China admits patchy progress tackling soil, water pollution, with some rivers worsening
Efforts to tackle water pollution in China remain uneven with some areas worsening last year, while heavy metals and other pollutants continued to accumulate in Chinese soil, the Ministry of Environmental Protection said.
In a yearly work report, Chen Jining, head of the ministry told the National People’s Congress Standing Committee, a top Chinese decision making body, that overall air, water and soil pollutants had improved in 2016, according to a post on the congress website late on Monday.
However, “Improvements in water quality are uneven, some bodies for water are worsening,” Chen said, noting that checks on water quality in northern China’s Liao River and Songhua River found more poor quality sections than in 2015.
Agricultural land soil quality “does not allow for optimism and the problem of soil pollution for industry, companies and nearby land is prominent”, Chen said.
Ministry samples found that 36.3 per cent of heavy polluting industries’ land and the surrounding soil did not meet government standards, he added.
Chen urged reporters in March to focus on overall trends, which showed China was making rapid progress in its anti-pollution efforts, even though serious problems remained.
China says it is confident it can win its “war on pollution” after strengthening legislation, beefing up its monitoring capabilities and cracking down on hundreds of polluting firms. The government says average air quality improved noticeably in 2016.

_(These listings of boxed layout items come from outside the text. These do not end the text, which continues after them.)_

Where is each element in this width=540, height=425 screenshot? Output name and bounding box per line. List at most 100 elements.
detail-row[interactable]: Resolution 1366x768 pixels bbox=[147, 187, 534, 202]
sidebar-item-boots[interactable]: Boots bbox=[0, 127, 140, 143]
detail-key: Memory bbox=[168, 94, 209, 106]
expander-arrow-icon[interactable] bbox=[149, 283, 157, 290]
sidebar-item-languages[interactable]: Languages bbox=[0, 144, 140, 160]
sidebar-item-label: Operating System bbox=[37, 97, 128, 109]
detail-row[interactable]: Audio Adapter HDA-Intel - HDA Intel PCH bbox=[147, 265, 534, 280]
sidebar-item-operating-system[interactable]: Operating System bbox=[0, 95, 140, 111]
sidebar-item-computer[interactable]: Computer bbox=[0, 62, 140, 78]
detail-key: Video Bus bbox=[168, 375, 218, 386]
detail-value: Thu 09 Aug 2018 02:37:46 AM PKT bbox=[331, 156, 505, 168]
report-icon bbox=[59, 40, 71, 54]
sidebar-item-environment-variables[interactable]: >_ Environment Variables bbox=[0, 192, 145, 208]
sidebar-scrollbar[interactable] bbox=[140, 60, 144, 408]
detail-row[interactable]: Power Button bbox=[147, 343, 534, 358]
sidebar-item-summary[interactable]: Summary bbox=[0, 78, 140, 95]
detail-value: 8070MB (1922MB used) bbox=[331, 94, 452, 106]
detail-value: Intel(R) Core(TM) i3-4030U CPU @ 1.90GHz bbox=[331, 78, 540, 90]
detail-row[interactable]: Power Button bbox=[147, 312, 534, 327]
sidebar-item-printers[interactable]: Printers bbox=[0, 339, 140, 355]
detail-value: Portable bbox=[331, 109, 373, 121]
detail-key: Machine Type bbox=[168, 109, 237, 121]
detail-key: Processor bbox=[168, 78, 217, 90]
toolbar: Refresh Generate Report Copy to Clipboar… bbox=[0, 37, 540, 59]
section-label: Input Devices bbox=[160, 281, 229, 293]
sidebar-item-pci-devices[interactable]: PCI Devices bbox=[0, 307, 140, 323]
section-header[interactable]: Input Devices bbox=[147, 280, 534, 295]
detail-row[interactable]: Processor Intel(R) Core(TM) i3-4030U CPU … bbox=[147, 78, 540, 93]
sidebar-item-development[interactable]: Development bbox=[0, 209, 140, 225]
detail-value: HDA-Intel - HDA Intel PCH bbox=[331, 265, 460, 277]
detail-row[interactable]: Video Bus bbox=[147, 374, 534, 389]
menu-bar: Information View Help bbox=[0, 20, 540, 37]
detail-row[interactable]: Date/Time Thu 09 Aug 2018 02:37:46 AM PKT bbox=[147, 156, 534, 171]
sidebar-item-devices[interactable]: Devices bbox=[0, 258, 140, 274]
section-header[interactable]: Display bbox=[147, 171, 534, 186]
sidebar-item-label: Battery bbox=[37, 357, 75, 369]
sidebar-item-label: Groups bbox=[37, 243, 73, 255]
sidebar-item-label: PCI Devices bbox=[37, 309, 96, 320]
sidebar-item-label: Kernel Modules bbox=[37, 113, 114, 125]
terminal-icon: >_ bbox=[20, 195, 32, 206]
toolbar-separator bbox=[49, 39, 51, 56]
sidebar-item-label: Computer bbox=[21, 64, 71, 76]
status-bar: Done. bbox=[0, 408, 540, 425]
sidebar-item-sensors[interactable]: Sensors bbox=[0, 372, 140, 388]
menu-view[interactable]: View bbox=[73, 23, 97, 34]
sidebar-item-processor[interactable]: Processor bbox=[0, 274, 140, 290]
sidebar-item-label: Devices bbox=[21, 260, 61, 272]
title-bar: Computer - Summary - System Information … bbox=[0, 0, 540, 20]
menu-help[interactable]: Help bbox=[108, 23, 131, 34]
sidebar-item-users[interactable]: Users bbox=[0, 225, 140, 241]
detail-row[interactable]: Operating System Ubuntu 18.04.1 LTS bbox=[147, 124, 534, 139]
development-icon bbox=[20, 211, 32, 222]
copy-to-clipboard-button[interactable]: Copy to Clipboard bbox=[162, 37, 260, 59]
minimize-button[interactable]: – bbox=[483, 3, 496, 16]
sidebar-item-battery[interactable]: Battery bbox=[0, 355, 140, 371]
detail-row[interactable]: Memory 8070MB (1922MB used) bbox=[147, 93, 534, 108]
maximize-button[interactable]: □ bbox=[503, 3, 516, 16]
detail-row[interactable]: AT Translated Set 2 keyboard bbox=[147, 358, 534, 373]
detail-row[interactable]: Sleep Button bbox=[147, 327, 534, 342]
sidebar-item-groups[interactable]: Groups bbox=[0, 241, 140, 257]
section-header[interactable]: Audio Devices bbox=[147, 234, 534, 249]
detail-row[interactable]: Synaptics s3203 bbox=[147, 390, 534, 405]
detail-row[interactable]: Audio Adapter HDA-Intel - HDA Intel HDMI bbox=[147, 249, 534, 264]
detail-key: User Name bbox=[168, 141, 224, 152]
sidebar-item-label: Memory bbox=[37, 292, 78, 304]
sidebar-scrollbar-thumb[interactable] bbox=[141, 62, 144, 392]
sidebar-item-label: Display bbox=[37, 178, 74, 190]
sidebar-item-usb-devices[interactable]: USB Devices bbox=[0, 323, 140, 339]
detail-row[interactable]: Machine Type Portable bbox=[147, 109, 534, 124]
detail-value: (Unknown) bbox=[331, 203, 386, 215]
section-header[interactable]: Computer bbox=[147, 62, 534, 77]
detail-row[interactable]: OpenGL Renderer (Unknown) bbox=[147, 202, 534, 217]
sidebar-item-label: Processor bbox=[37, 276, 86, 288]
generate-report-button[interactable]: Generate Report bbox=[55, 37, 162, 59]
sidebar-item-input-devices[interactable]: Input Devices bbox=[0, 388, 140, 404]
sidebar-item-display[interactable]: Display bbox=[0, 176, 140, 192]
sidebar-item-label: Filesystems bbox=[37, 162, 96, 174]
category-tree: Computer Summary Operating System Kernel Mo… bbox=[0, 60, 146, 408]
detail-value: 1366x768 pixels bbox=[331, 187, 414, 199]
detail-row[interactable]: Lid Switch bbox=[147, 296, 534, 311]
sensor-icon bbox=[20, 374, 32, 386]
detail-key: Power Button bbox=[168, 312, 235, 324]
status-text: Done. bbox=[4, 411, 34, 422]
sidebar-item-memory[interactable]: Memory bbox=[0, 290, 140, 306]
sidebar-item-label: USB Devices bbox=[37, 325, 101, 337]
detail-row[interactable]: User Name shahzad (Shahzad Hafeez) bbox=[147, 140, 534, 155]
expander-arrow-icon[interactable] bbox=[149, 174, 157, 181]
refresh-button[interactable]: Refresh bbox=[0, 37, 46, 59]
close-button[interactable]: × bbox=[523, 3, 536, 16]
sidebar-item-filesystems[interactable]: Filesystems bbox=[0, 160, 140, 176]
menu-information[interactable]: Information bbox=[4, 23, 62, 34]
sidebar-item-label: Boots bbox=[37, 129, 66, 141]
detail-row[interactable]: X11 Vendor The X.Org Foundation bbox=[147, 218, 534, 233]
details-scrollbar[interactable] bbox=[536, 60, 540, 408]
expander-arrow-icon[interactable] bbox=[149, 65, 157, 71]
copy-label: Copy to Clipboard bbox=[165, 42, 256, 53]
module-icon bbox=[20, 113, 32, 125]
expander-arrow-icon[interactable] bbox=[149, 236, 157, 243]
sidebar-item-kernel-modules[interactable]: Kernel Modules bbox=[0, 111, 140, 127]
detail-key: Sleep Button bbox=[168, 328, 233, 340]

Chen also called in his work report for more to be done in the fight against air, water, and soil pollution, saying that although efforts to manage the environment were moving forward, the job is becoming more complex and difficult as time goes on.
China detained 720 people and received 33,000 tip-offs on environmental violations in 2016 and issued fines worth 440 million yuan (US$64 million), according to the report.
Air quality improved, Chen said, with 78.8 per cent of days being considered “good days”, up 2.1 percentage points from 2015.
But air quality in January and February of 2017 was markedly worse than a year earlier according to ministry data released in March.
At the time, high winter coal consumption combined with unfavourable weather conditions to create heavy smog buildups throughout northern China, forcing dozens of cities in the region to issue “red alerts” designed to curb industrial activity and thin traffic.